By Kevin Daley, DCNF
While terror suspect Ahmad Khan Rahami was preparing to wage war on the West, his family was mixing coleslaw and filling meal tickets.
The Rahami family, who came to the United States in 1995 and were granted asylum in 2011, owns and operates a greasy spoon in Elizabeth, N.J. called First American Fried Chicken, the sort of corner store that slings subs, fried chicken, and flavored cigars — all mainstays of American dining.
Though the stand enjoyed high ratings and positive reviews prior to this weekend’s bombings, Yelpers inundated the page with feedback ranging from cheeky to deeply racist after press reports identified the restaurant as belonging to the terror suspect’s family.
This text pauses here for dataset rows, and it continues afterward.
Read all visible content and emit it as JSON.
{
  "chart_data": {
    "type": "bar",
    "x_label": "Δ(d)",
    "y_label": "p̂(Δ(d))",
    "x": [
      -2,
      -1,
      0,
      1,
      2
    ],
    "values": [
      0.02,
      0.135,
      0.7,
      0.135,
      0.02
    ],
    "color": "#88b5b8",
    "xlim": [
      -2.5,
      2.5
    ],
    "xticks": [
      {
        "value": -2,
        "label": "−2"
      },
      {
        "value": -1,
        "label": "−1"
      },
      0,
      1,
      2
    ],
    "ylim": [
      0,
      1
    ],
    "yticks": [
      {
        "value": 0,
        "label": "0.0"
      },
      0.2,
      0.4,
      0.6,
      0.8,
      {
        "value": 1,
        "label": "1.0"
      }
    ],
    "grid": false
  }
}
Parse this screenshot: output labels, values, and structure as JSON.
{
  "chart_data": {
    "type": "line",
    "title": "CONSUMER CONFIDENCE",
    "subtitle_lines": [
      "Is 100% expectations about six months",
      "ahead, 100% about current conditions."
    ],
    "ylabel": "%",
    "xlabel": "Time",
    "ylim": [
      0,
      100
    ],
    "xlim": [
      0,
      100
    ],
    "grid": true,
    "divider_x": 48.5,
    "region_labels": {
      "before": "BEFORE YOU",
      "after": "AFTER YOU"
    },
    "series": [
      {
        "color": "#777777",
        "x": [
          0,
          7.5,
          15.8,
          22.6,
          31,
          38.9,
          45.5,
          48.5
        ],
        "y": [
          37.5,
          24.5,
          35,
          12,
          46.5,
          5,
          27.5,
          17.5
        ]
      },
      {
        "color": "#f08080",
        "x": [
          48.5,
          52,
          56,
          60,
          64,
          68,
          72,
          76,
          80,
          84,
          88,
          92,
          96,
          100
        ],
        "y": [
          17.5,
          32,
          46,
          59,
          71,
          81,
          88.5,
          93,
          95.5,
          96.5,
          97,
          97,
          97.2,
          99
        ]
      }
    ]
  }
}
“Not as good as the Guantanamo location,” quipped Mark S. of Flushing, New York.
“I was told that the pressure-cooked fried chicken was da bomb, but I must have come across one of the duds,” Don L. of Tuscon, Arizona wrote. “The ‘call to prayer’ music is a bit unnerving, too.”
“My personal recco is to order the Religion Of Pieces – it’s Shredded Meat, cooked rare and dripping with blood. And to wash it down, drink their Tea Roar,” adds Mark S. of Mandeville, Louisiana, who elsewhere refers to the family as “filthy Mohammedan savages.”
One user in the Edison, N.J. area claimed to frequent the restaurant in the past. He hedged his four star rating by alleging disparate treatment due to his race. “But for real tho I think the dude that works there is a little racist,” Samy A. writes. “My name is Mike but he still calls me Miguel cause I’m brown wtf bro? Also they real stingy on dem napkins and plastic spoon forks so yea just remember that.”
Some came to the family’s defense, and admonished users who were mocking the Rahami family.
“Grow up and stop taking your miserable lives out on these innocent people,” Joshua D. of Barnstable, Massachusetts wrote.
The deluge of comments prompted Yelp to moderate the board. Comments relating to the attack or posted in proximity to events in New York this weekend will be removed from public view.
“This business recently made waves in the news, which often means that people come to this page to post their views on the news,” Yelp advised on the restaurant’s page.
“While we don’t take a stand one way or the other when it comes to these news events, we do work to remove both positive and negative posts that appear to be motivated more by the news coverage itself than the reviewer’s personal consumer experience with the business.”
The Elizabeth City Council passed an ordinance requiring the restaurant to close at 10:00 p.m. after repeated nuisance complaints from neighbors, The New York Times reports. Members of the community said it attracted rowdy crowds late into the evening who exhibited boorish behavior.